A $350,000 Increase in CIO Pay Could Lead to 60 Basis Points of Outperformance, Says New Study

More surprisingly, the study also found that performance-based compensation did not improve investment returns.

Pension funds could improve their performance by between 48 to 60 basis points if they were to pay their CIOs more, according to a study published as a working paper for the Wharton Pension Research Council at the University of Pennsylvania. This translates to between $75 million and $95 million per year in extra returns for the average public pension.

The CIO dataset is unique because unlike the data for most investment management executives on Wall Street, the data on CIO compensation is publicly available.

The study compiled data from the Boston Center for Retirement Research and over 150 Freedom of Information Act requests to different states. By combining all these sources, the researchers were able to come up with a set of data that included variables like CIO compensation, investment return, asset allocation and geographic location.

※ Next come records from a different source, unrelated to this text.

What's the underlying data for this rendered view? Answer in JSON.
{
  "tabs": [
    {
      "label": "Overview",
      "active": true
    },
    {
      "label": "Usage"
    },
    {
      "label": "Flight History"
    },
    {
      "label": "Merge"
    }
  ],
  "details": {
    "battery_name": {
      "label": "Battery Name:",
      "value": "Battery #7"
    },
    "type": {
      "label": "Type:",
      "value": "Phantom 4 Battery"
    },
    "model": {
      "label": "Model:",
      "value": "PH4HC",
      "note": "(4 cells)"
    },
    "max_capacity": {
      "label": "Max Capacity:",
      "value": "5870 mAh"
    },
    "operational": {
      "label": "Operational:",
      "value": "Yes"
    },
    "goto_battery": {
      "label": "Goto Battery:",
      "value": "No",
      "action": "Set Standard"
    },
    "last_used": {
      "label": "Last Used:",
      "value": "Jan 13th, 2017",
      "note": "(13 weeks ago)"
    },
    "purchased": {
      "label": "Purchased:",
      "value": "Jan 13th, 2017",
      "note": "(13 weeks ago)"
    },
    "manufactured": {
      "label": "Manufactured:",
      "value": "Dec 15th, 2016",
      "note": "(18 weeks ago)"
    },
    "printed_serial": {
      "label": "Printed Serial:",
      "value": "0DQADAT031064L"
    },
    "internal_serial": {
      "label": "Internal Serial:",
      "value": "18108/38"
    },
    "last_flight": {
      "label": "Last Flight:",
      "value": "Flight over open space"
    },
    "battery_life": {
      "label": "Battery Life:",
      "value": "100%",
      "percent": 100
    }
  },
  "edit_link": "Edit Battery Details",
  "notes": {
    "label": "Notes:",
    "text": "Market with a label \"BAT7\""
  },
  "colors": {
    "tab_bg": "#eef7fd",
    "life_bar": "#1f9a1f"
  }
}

They then used regression analysis to determine that plans in the top quartile of investment returns paid their CIOs approximately $350,000 more than plans in the bottom quartile. These differences appeared significant even when accounting for factors like plan size and geographic location.

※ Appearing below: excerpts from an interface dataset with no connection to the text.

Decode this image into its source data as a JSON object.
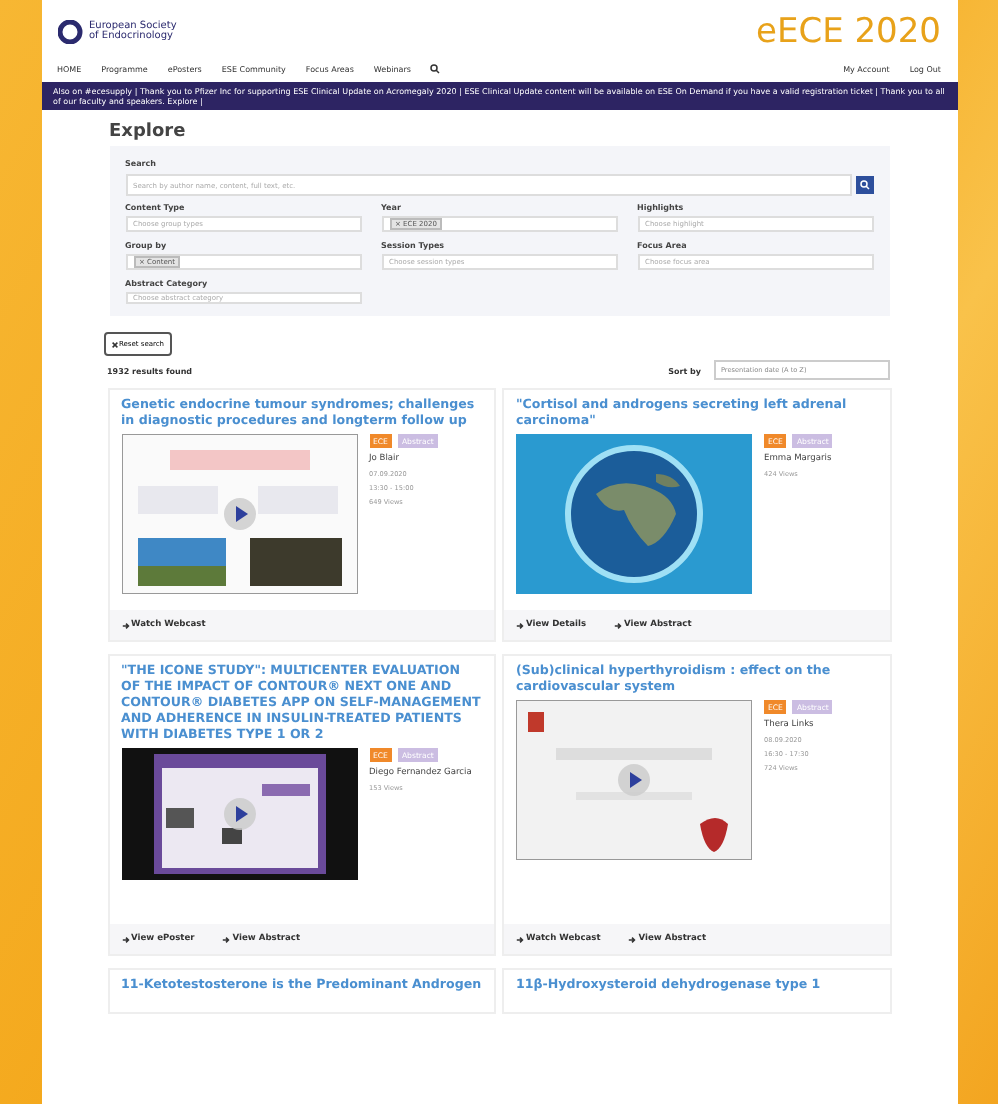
{
  "header": {
    "logo_lines": [
      "European Society",
      "of Endocrinology"
    ],
    "brand": "eECE 2020"
  },
  "nav": {
    "items": [
      "HOME",
      "Programme",
      "ePosters",
      "ESE Community",
      "Focus Areas",
      "Webinars"
    ],
    "account": [
      "My Account",
      "Log Out"
    ]
  },
  "banner": "Also on #ecesupply | Thank you to Pfizer Inc for supporting ESE Clinical Update on Acromegaly 2020 | ESE Clinical Update content will be available on ESE On Demand if you have a valid registration ticket | Thank you to all of our faculty and speakers. Explore |",
  "page_title": "Explore",
  "filters": {
    "search_label": "Search",
    "search_placeholder": "Search by author name, content, full text, etc.",
    "fields": [
      {
        "label": "Content Type",
        "placeholder": "Choose group types"
      },
      {
        "label": "Year",
        "chip": "× ECE 2020"
      },
      {
        "label": "Highlights",
        "placeholder": "Choose highlight"
      },
      {
        "label": "Group by",
        "chip": "× Content"
      },
      {
        "label": "Session Types",
        "placeholder": "Choose session types"
      },
      {
        "label": "Focus Area",
        "placeholder": "Choose focus area"
      },
      {
        "label": "Abstract Category",
        "placeholder": "Choose abstract category"
      }
    ]
  },
  "reset_button": "Reset search",
  "results_count": "1932 results found",
  "sort": {
    "label": "Sort by",
    "value": "Presentation date (A to Z)"
  },
  "cards": [
    {
      "title": "Genetic endocrine tumour syndromes; challenges in diagnostic procedures and longterm follow up",
      "play": true,
      "tags": [
        {
          "label": "ECE",
          "color": "#f0892a"
        },
        {
          "label": "Abstract",
          "color": "#cbbde2"
        }
      ],
      "author": "Jo Blair",
      "meta": [
        "07.09.2020",
        "13:30 - 15:00"
      ],
      "views": "649 Views",
      "actions": [
        "Watch Webcast"
      ]
    },
    {
      "title": "\"Cortisol and androgens secreting left adrenal carcinoma\"",
      "play": false,
      "tags": [
        {
          "label": "ECE",
          "color": "#f0892a"
        },
        {
          "label": "Abstract",
          "color": "#cbbde2"
        }
      ],
      "author": "Emma Margaris",
      "views": "424 Views",
      "actions": [
        "View Details",
        "View Abstract"
      ]
    },
    {
      "title": "\"THE ICONE STUDY\": MULTICENTER EVALUATION OF THE IMPACT OF CONTOUR® NEXT ONE AND CONTOUR® DIABETES APP ON SELF-MANAGEMENT AND ADHERENCE IN INSULIN-TREATED PATIENTS WITH DIABETES TYPE 1 OR 2",
      "play": true,
      "tags": [
        {
          "label": "ECE",
          "color": "#f0892a"
        },
        {
          "label": "Abstract",
          "color": "#cbbde2"
        }
      ],
      "author": "Diego Fernandez Garcia",
      "views": "153 Views",
      "actions": [
        "View ePoster",
        "View Abstract"
      ]
    },
    {
      "title": "(Sub)clinical hyperthyroidism : effect on the cardiovascular system",
      "play": true,
      "tags": [
        {
          "label": "ECE",
          "color": "#f0892a"
        },
        {
          "label": "Abstract",
          "color": "#cbbde2"
        }
      ],
      "author": "Thera Links",
      "meta": [
        "08.09.2020",
        "16:30 - 17:30"
      ],
      "views": "724 Views",
      "actions": [
        "Watch Webcast",
        "View Abstract"
      ]
    }
  ],
  "more_titles": [
    "11-Ketotestosterone is the Predominant Androgen",
    "11β-Hydroxysteroid dehydrogenase type 1"
  ]
}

“I am very confident in saying that compensation does affect performance as a statistically significant effect,” said Kevin Mullally, an assistant professor of finance at the University of Central Florida who co-authored the study.

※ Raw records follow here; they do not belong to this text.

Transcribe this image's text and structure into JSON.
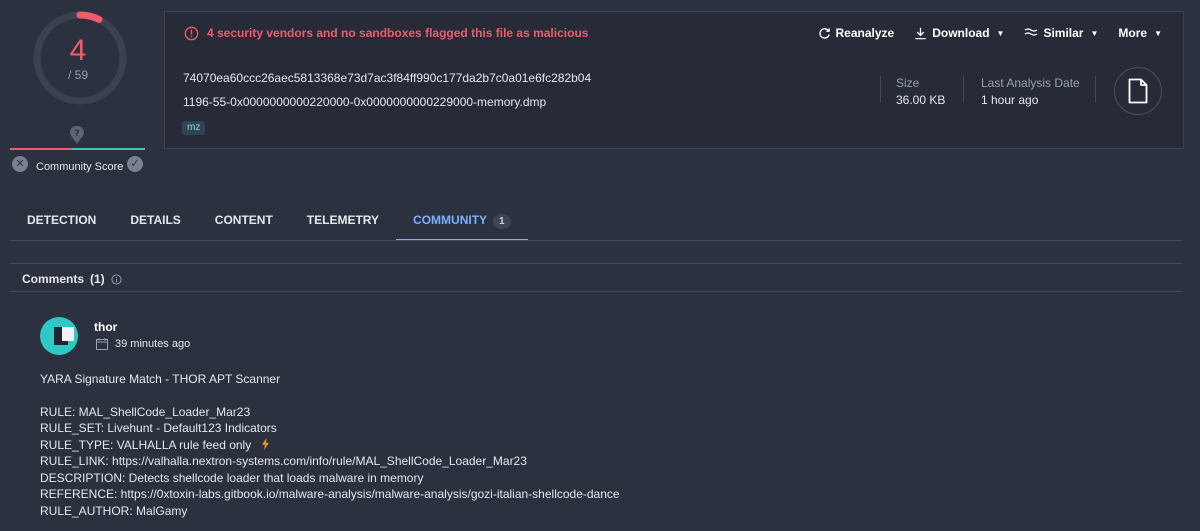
{
  "score": {
    "detected": "4",
    "total": "/ 59",
    "community_label": "Community Score",
    "colors": {
      "malicious": "#f25b6b",
      "harmless": "#3fc7a8"
    }
  },
  "header": {
    "alert_text": "4 security vendors and no sandboxes flagged this file as malicious",
    "actions": {
      "reanalyze": "Reanalyze",
      "download": "Download",
      "similar": "Similar",
      "more": "More"
    },
    "hash": "74070ea60ccc26aec5813368e73d7ac3f84ff990c177da2b7c0a01e6fc282b04",
    "filename": "1196-55-0x0000000000220000-0x0000000000229000-memory.dmp",
    "tag": "mz",
    "size_label": "Size",
    "size_value": "36.00 KB",
    "last_analysis_label": "Last Analysis Date",
    "last_analysis_value": "1 hour ago"
  },
  "tabs": {
    "detection": "DETECTION",
    "details": "DETAILS",
    "content": "CONTENT",
    "telemetry": "TELEMETRY",
    "community": "COMMUNITY",
    "community_count": "1"
  },
  "comments": {
    "title": "Comments",
    "count": "(1)",
    "author": "thor",
    "time": "39 minutes ago",
    "lines": {
      "l0": "YARA Signature Match - THOR APT Scanner",
      "l1": "RULE: MAL_ShellCode_Loader_Mar23",
      "l2": "RULE_SET: Livehunt - Default123 Indicators",
      "l3": "RULE_TYPE: VALHALLA rule feed only",
      "l4": "RULE_LINK: https://valhalla.nextron-systems.com/info/rule/MAL_ShellCode_Loader_Mar23",
      "l5": "DESCRIPTION: Detects shellcode loader that loads malware in memory",
      "l6": "REFERENCE: https://0xtoxin-labs.gitbook.io/malware-analysis/malware-analysis/gozi-italian-shellcode-dance",
      "l7": "RULE_AUTHOR: MalGamy"
    }
  }
}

The bulk of the performance difference seemed to be attributable to asset allocation, according to the data. In particular, plans in the top quartile of CIO compensation allocated approximately 3.4% more to private equity, 2.4% more to real estate, and 0.8% less to commodities compared to the average plan in the study. The study also found that highly paid CIOs had better return averages within private equity and real estate.

CIOs with better compensation were also found to trade less often and be less prone to the disposition effect, in which investors sell assets that have increased in value and hold assets that have dropped in value. Additionally, those who were paid more were more likely to stay at the same job for a longer period of time, which was also associated with better performance.

One counterintuitive finding in the study was that incentive-based compensation like bonuses seemed to have no effect on CIO performance.

Mullally explained that the best way to understand the statistical technique they used to calculate incentive-based pay’s effectiveness is to imagine two CIOs who make the same amount of money each year. One CIO received all the compensation as part of her base salary while the other CIO received part of his compensation through an incentive-based bonus structure. Ultimately, the economists could determine the effectiveness of the bonuses by seeing if the person paid partly through a bonus had a better performance on average. This was how they discovered that bonuses and incentive-based compensation do not appear to affect performance.

“Initially, that was a bit shocking. It goes against what most people think about when it comes to being effective,” said Mullally.

Nevertheless, Mullally says that as he has spoken to more CIOs, the results have made more sense to him.

“I asked them, suppose I offered you a million dollars if you could generate 2% to 3% higher returns, how exactly would you go about doing that?” said Mullally. “And none of them could really give me a good answer. I mean I suppose theoretically you could work a little bit harder. But most of these guys already work pretty hard.”